APPEL AU NOUVEAU GOUVERNEMENT DE PARTICIPANTS AUX CERCLES DE SILENCE
Créés il y a près de 5 ans pour
protester contre l’enfermement des étrangers dans des centres de
rétention administrative (CRA) au seul motif que ces étrangers se
retrouvent dans une situation d’irrégularité administrative, les
cercles de silence sont une expression non violente de citoyens isolés
ou soutenus par des dizaines d’associations, organisations ou
collectifs locaux ou nationaux.Ils regroupent chaque mois dans 174
villes de France, des milliers de personnes qui manifestent en silence
durant une heure.
Les centres de rétention administrative sont de véritables prisons où
les retenus, enfermés sans jugement, deviennent "vulnérables" et ont de
graves difficultés à faire respecter leurs droits. Les expulsions ont
créé des situations personnelles ou familiales déchirantes et
humiliantes : enfants en centre de rétention, familles disloquées,
personnes expulsées dans un pays où ils courent de graves dangers…

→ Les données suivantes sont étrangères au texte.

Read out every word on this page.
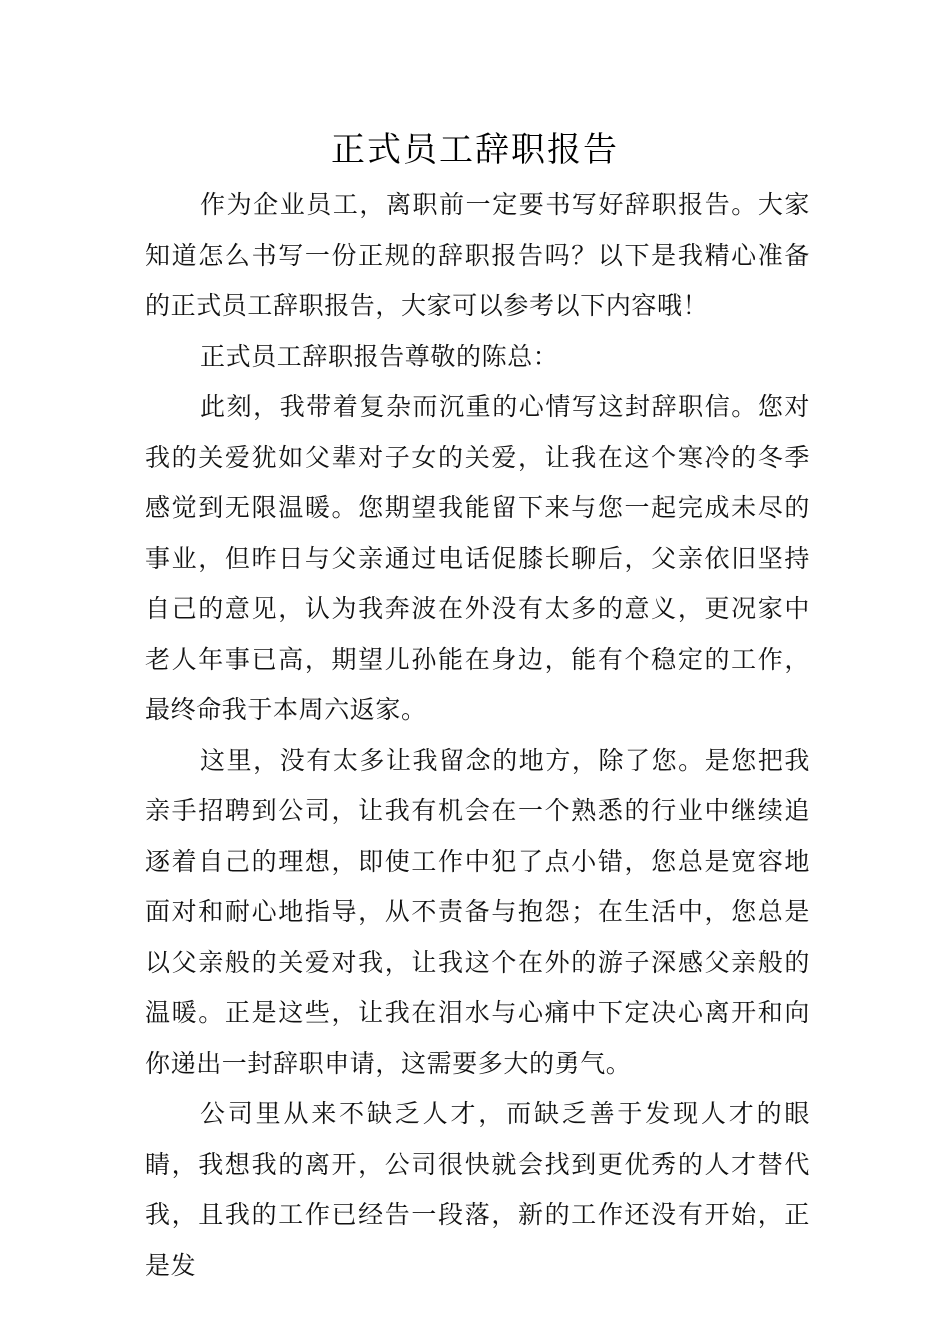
正式员工辞职报告

作为企业员工，离职前一定要书写好辞职报告。大家知道怎么书写一份正规的辞职报告吗？以下是我精心准备的正式员工辞职报告，大家可以参考以下内容哦！

正式员工辞职报告尊敬的陈总：

此刻，我带着复杂而沉重的心情写这封辞职信。您对我的关爱犹如父辈对子女的关爱，让我在这个寒冷的冬季感觉到无限温暖。您期望我能留下来与您一起完成未尽的事业，但昨日与父亲通过电话促膝长聊后，父亲依旧坚持自己的意见，认为我奔波在外没有太多的意义，更况家中老人年事已高，期望儿孙能在身边，能有个稳定的工作，最终命我于本周六返家。

这里，没有太多让我留念的地方，除了您。是您把我亲手招聘到公司，让我有机会在一个熟悉的行业中继续追逐着自己的理想，即使工作中犯了点小错，您总是宽容地面对和耐心地指导，从不责备与抱怨；在生活中，您总是以父亲般的关爱对我，让我这个在外的游子深感父亲般的温暖。正是这些，让我在泪水与心痛中下定决心离开和向你递出一封辞职申请，这需要多大的勇气。

公司里从来不缺乏人才，而缺乏善于发现人才的眼睛，我想我的离开，公司很快就会找到更优秀的人才替代我，且我的工作已经告一段落，新的工作还没有开始，正是发
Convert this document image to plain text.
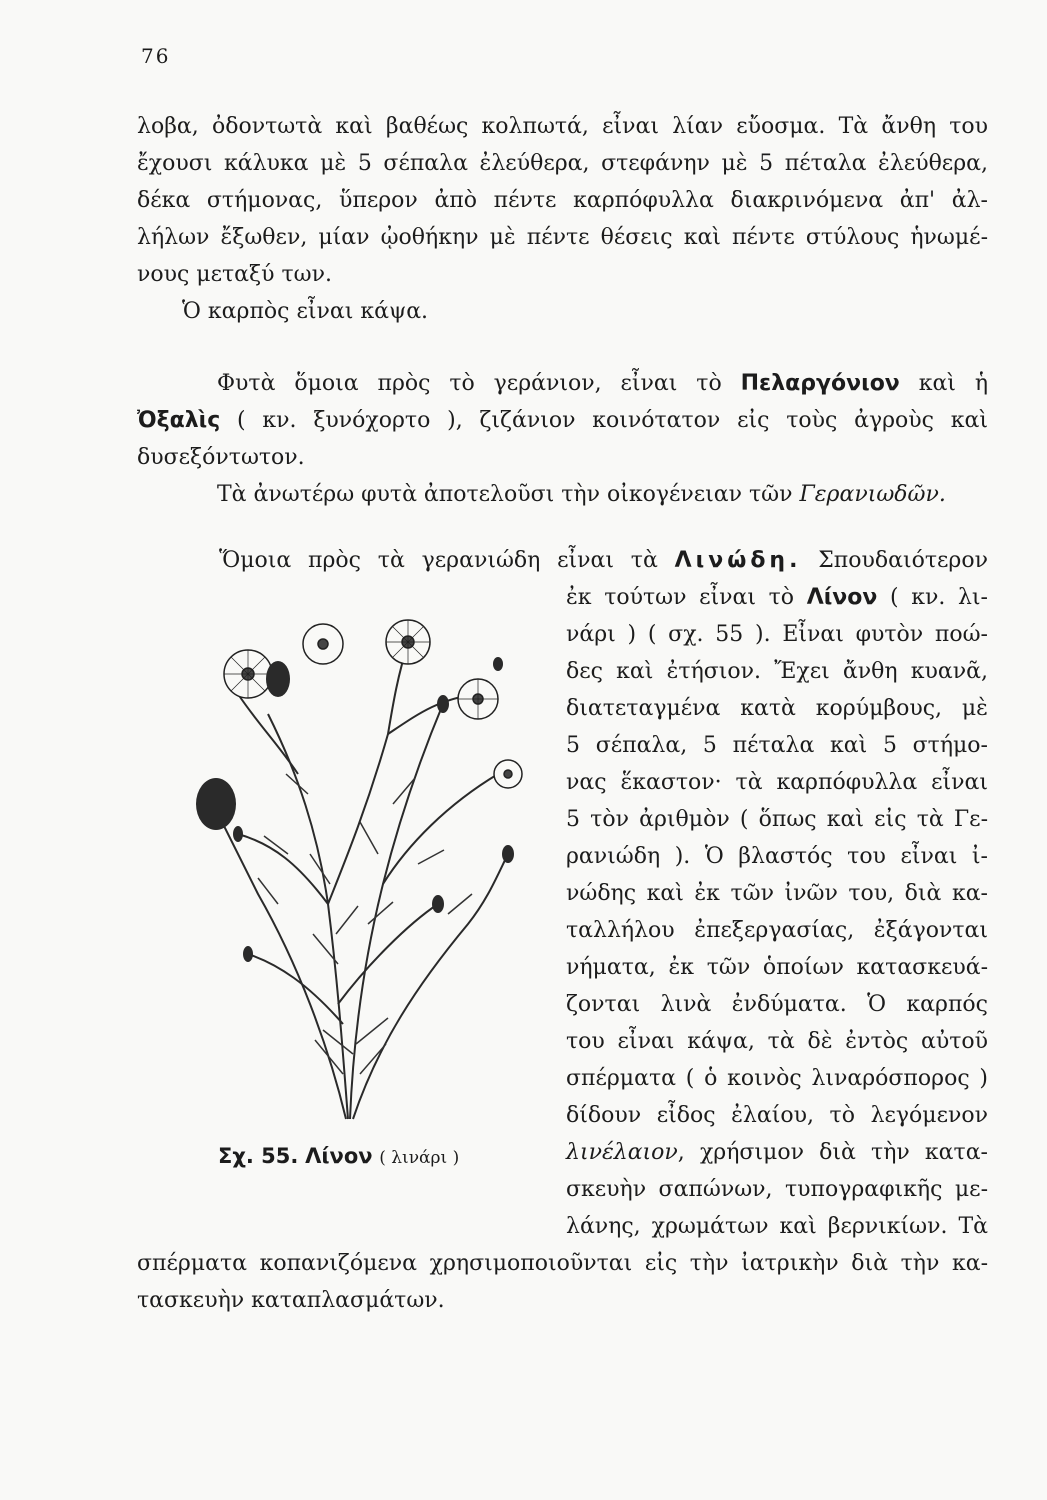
76
λοβα, ὀδοντωτὰ καὶ βαθέως κολπωτά, εἶναι λίαν εὔοσμα. Τὰ ἄνθη του
ἔχουσι κάλυκα μὲ 5 σέπαλα ἐλεύθερα, στεφάνην μὲ 5 πέταλα ἐλεύθερα,
δέκα στήμονας, ὕπερον ἀπὸ πέντε καρπόφυλλα διακρινόμενα ἀπ' ἀλ-
λήλων ἔξωθεν, μίαν ᾠοθήκην μὲ πέντε θέσεις καὶ πέντε στύλους ἡνωμέ-
νους μεταξύ των.
Ὁ καρπὸς εἶναι κάψα.
Φυτὰ ὅμοια πρὸς τὸ γεράνιον, εἶναι τὸ Πελαργόνιον καὶ ἡ
Ὀξαλὶς ( κν. ξυνόχορτο ), ζιζάνιον κοινότατον εἰς τοὺς ἀγροὺς καὶ
δυσεξόντωτον.
Τὰ ἀνωτέρω φυτὰ ἀποτελοῦσι τὴν οἰκογένειαν τῶν Γερανιωδῶν.
Ὅμοια πρὸς τὰ γερανιώδη εἶναι τὰ Λινώδη. Σπουδαιότερον
ἐκ τούτων εἶναι τὸ Λίνον ( κν. λι-
νάρι ) ( σχ. 55 ). Εἶναι φυτὸν ποώ-
δες καὶ ἐτήσιον. Ἔχει ἄνθη κυανᾶ,
διατεταγμένα κατὰ κορύμβους, μὲ
5 σέπαλα, 5 πέταλα καὶ 5 στήμο-
νας ἕκαστον· τὰ καρπόφυλλα εἶναι
5 τὸν ἀριθμὸν ( ὅπως καὶ εἰς τὰ Γε-
ρανιώδη ). Ὁ βλαστός του εἶναι ἰ-
νώδης καὶ ἐκ τῶν ἰνῶν του, διὰ κα-
ταλλήλου ἐπεξεργασίας, ἐξάγονται
νήματα, ἐκ τῶν ὁποίων κατασκευά-
ζονται λινὰ ἐνδύματα. Ὁ καρπός
του εἶναι κάψα, τὰ δὲ ἐντὸς αὐτοῦ
σπέρματα ( ὁ κοινὸς λιναρόσπορος )
δίδουν εἶδος ἐλαίου, τὸ λεγόμενον
λινέλαιον, χρήσιμον διὰ τὴν κατα-
σκευὴν σαπώνων, τυπογραφικῆς με-
λάνης, χρωμάτων καὶ βερνικίων. Τὰ
σπέρματα κοπανιζόμενα χρησιμοποιοῦνται εἰς τὴν ἰατρικὴν διὰ τὴν κα-
τασκευὴν καταπλασμάτων.
Σχ. 55. Λίνον ( λινάρι )
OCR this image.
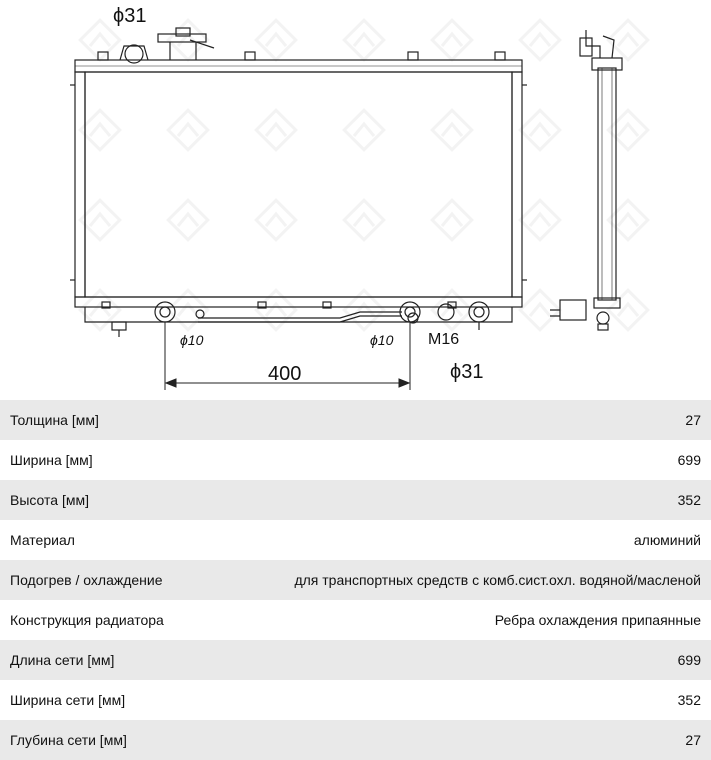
ϕ31
ϕ10	ϕ10 M16
400	ϕ31
Толщина [мм]	27
Ширина [мм]	699
Высота [мм]	352
Материал	алюминий
Подогрев / охлаждение	для транспортных средств с комб.сист.охл. водяной/масленой
Конструкция радиатора	Ребра охлаждения припаянные
Длина сети [мм]	699
Ширина сети [мм]	352
Глубина сети [мм]	27
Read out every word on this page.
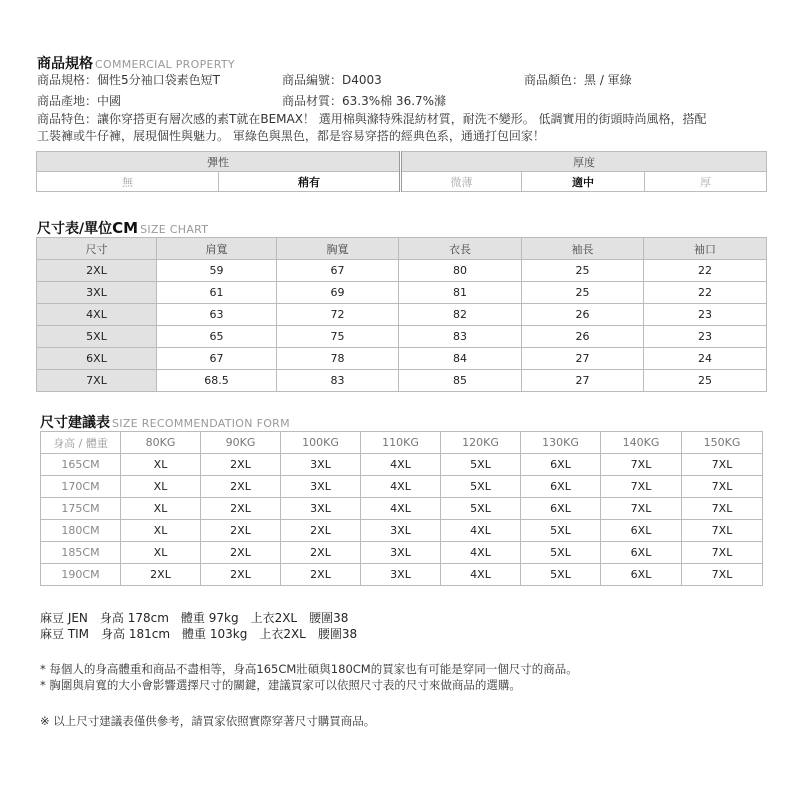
商品規格 COMMERCIAL PROPERTY
商品規格：個性5分袖口袋素色短T	商品編號：D4003	商品顏色：黑 / 軍綠
商品產地：中國	商品材質：63.3%棉 36.7%滌
商品特色：讓你穿搭更有層次感的素T就在BEMAX！ 選用棉與滌特殊混紡材質，耐洗不變形。 低調實用的街頭時尚風格，搭配
工裝褲或牛仔褲，展現個性與魅力。 軍綠色與黑色，都是容易穿搭的經典色系，通通打包回家！
彈性		厚度		
無	稍有	微薄	適中	厚
尺寸表/單位CM SIZE CHART
尺寸	肩寬	胸寬	衣長	袖長	袖口
2XL	59	67	80	25	22
3XL	61	69	81	25	22
4XL	63	72	82	26	23
5XL	65	75	83	26	23
6XL	67	78	84	27	24
7XL	68.5	83	85	27	25
尺寸建議表 SIZE RECOMMENDATION FORM
身高 / 體重	80KG	90KG	100KG	110KG	120KG	130KG	140KG	150KG
165CM	XL	2XL	3XL	4XL	5XL	6XL	7XL	7XL
170CM	XL	2XL	3XL	4XL	5XL	6XL	7XL	7XL
175CM	XL	2XL	3XL	4XL	5XL	6XL	7XL	7XL
180CM	XL	2XL	2XL	3XL	4XL	5XL	6XL	7XL
185CM	XL	2XL	2XL	3XL	4XL	5XL	6XL	7XL
190CM	2XL	2XL	2XL	3XL	4XL	5XL	6XL	7XL
麻豆 JEN　身高 178cm　體重 97kg　上衣2XL　腰圍38
麻豆 TIM　身高 181cm　體重 103kg　上衣2XL　腰圍38
* 每個人的身高體重和商品不盡相等，身高165CM壯碩與180CM的買家也有可能是穿同一個尺寸的商品。
* 胸圍與肩寬的大小會影響選擇尺寸的關鍵，建議買家可以依照尺寸表的尺寸來做商品的選購。
※ 以上尺寸建議表僅供參考，請買家依照實際穿著尺寸購買商品。
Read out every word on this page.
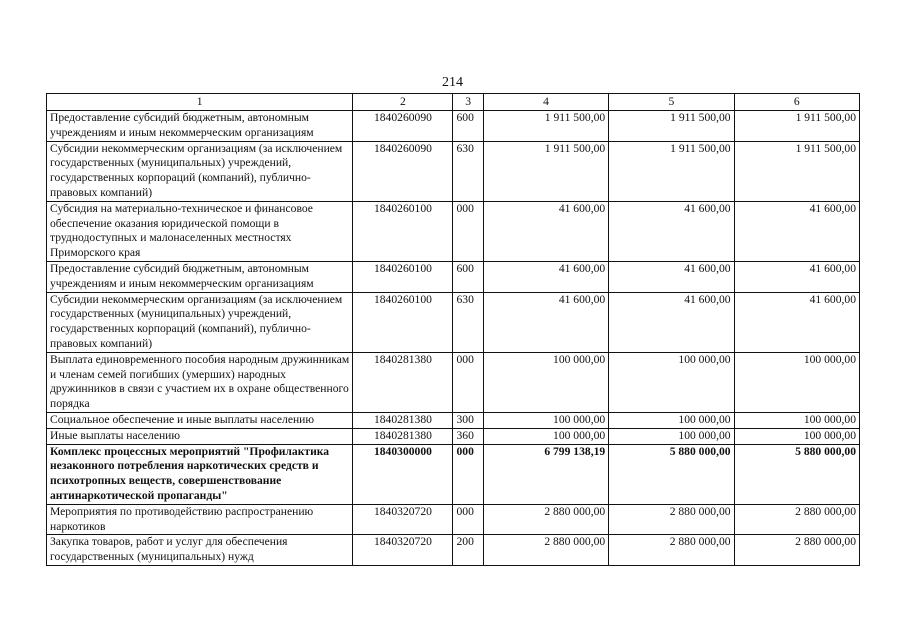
214
1	2	3	4	5	6
Предоставление субсидий бюджетным, автономным учреждениям и иным некоммерческим организациям	1840260090	600	1 911 500,00	1 911 500,00	1 911 500,00
Субсидии некоммерческим организациям (за исключением государственных (муниципальных) учреждений, государственных корпораций (компаний), публично-правовых компаний)	1840260090	630	1 911 500,00	1 911 500,00	1 911 500,00
Субсидия на материально-техническое и финансовое обеспечение оказания юридической помощи в труднодоступных и малонаселенных местностях Приморского края	1840260100	000	41 600,00	41 600,00	41 600,00
Предоставление субсидий бюджетным, автономным учреждениям и иным некоммерческим организациям	1840260100	600	41 600,00	41 600,00	41 600,00
Субсидии некоммерческим организациям (за исключением государственных (муниципальных) учреждений, государственных корпораций (компаний), публично-правовых компаний)	1840260100	630	41 600,00	41 600,00	41 600,00
Выплата единовременного пособия народным дружинникам и членам семей погибших (умерших) народных дружинников в связи с участием их в охране общественного порядка	1840281380	000	100 000,00	100 000,00	100 000,00
Социальное обеспечение и иные выплаты населению	1840281380	300	100 000,00	100 000,00	100 000,00
Иные выплаты населению	1840281380	360	100 000,00	100 000,00	100 000,00
Комплекс процессных мероприятий "Профилактика незаконного потребления наркотических средств и психотропных веществ, совершенствование антинаркотической пропаганды"	1840300000	000	6 799 138,19	5 880 000,00	5 880 000,00
Мероприятия по противодействию распространению наркотиков	1840320720	000	2 880 000,00	2 880 000,00	2 880 000,00
Закупка товаров, работ и услуг для обеспечения государственных (муниципальных) нужд	1840320720	200	2 880 000,00	2 880 000,00	2 880 000,00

Le président de la république a changé, la majorité de l’assemblée
nationale aussi …..Mais c’est toujours la législation sur les étrangers
durcie par l’ancienne majorité qui s’applique.
Nous appelons à un changement de la loi en profondeur avec un souci de justice visant à ne pas compromettre l’avenir de tous ceux qui n’ont d’autre choix que de se retrouver en exil dans notre pays.
En attendant ce changement de la loi, conformément aux engagements pris par le nouveau président avant son élection, « je veillerai à ce que chaque migrant, quelle que soit sa situation, soit traité avec dignité, dans le respect de ses droits fondamentaux», nous demandons instamment que les mesures suivantes concernant tout le territoire français soient prises de toute urgence afin que la machine administrative et policière cesse de broyer des existences.
- mettre fin aux objectifs chiffrés en matière d'expulsion qui font voler en éclat les règles qui garantissent les libertés individuelles
- rompre (comme le permet la directive européenne dite « directive retour » ) avec la logique d’enfermement systématique des étrangers et en premier lieu des familles et privilégier des mesures alternatives plus justes et humaines
- instaurer un moratoire sur les expulsions dans l’attente de la nouvelle loi
- traiter le droit d'asile là où se situe la compétence sur la situation à l’étranger
Ces mesures peuvent être prises très rapidement préfigurant une évolution dans la manière de considérer l’étranger.